Remember last year’s Duke-Virginia Tech football game? The Hokies do.
Here’s an interesting score to ponder this week: Duke 45, Virginia Tech 10.
A year ago the Blue Devils went to Blacksburg, Virginia, for a Coastal Division game and came away with their biggest victory of the 2019 season. Duke scored 31 consecutive points against the Hokies in the Sept. 27 game and Lane Stadium was a quiet, empty place in the final minutes.
Virginia Tech coach Justin Fuente remembers. So do many of the Hokies who played in that — for VT — miserable, lopsided game.
As offensive guard Lecitus Smith said Tuesday in a media availability, “They came in and beat the crap out of us. They were more ready and more prepared.”
As for how many Hokes will be available for Saturday’s game at Duke, Fuente can’t say. Virginia Tech held 23 players and four assistant coaches out of their season opener Saturday against N.C. State, and Fuente said during his Monday press conference he wasn’t sure if a “full complement” would be available for the Blue Devils.
“I don’t want to make too much of it,” Fuente said. “There are plenty of things that we’ve got to do better that other people on our schedule, starting with Duke, will highlight if we don’t get fixed.”
The depleted Hokies scored the first 17 points against the Wolfpack and breezed to a 45-24 victory at Lane Stadium. Their rushing total, 314 yards, was their highest in an ACC game since 2010 as Khalil Herbert, a transfer from Kansas, ran for 101 yards including a 37-yard touchdown.
Why so much success?
“We got the ball to the unblocked hat a couple of times and made the unblocked hat miss, which led to some pretty explosive plays,” Fuente said, using football-speak.
And the 0-3 Blue Devils?
“It’s going to be all we can handle,” Fuente said. “I’m going to tell you, it’s not going to look like it did last week. We aren’t going to hand the ball off on the weakside stretch and the guy just run down the numbers all the way to the end zone untouched, This is a group that is disciplined, that is gap sound and is physical.”

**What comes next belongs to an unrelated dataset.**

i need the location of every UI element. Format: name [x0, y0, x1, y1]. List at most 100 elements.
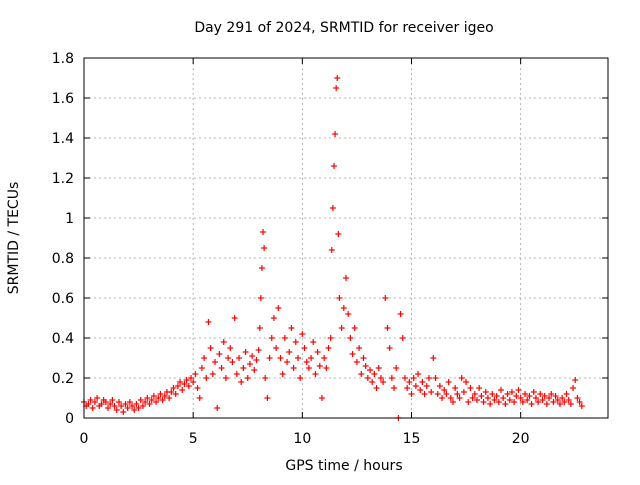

That can be viewed both as a compliment for Duke and a slap at the Wolfpack, but when you win by three touchdowns a coach can say what he wants. And Fuente did.
Tech didn’t throw the ball a lot against the Pack but did turn 11 completions into 181 yards, averaging 16.5 yards a catch. Oregon transfer Braxton Burmeister completed 7 of 11 passes and Quincy Patterson II was 4 of 6 with two touchdowns.That’s efficient.
Quarterback Hendon Hooker, a 6-4 redshirt junior, was expected to be the starter this season. Hooker was one of the players held out Saturday but Fuente expects him to play this week at Duke.
Duke’s three losses, to Notre Dame, Boston College and Virginia, came with myriad unknowns in pregame preparation. Each of the three was playing their opener and BC has a new coaching staff.
But Duke now has seen Virginia Tech — the 2020 version of the Hokies. Minus a few players, of course.
“The past few weeks we haven’t had much film on a lot of teams but this week, now that we’ve seen them play, we’ll definitely focus on stopping the run,” Duke senior safety Michael Carter II said Tuesday in a media call. “Being physical, but also being disciplined on the back end and defending the ‘explosives’ as well. They’ve got dynamic receivers and tight ends. We can’t just sleep on that aspect of their game.”
Another focus: turnovers. The Blue Devils have given the ball away 14 times. Ball security is a must for Duke.
Duke is yet to have that winning feeling after a game — the kind they had after the big win at Virginia Tech last season.
“We need to remember how we feel after those games,” sophomore offensive tackle Casey Holman said Tuesday. “Being up going into the fourth quarter, we need to really focus on how that felt and how it felt after the game and carry that over.”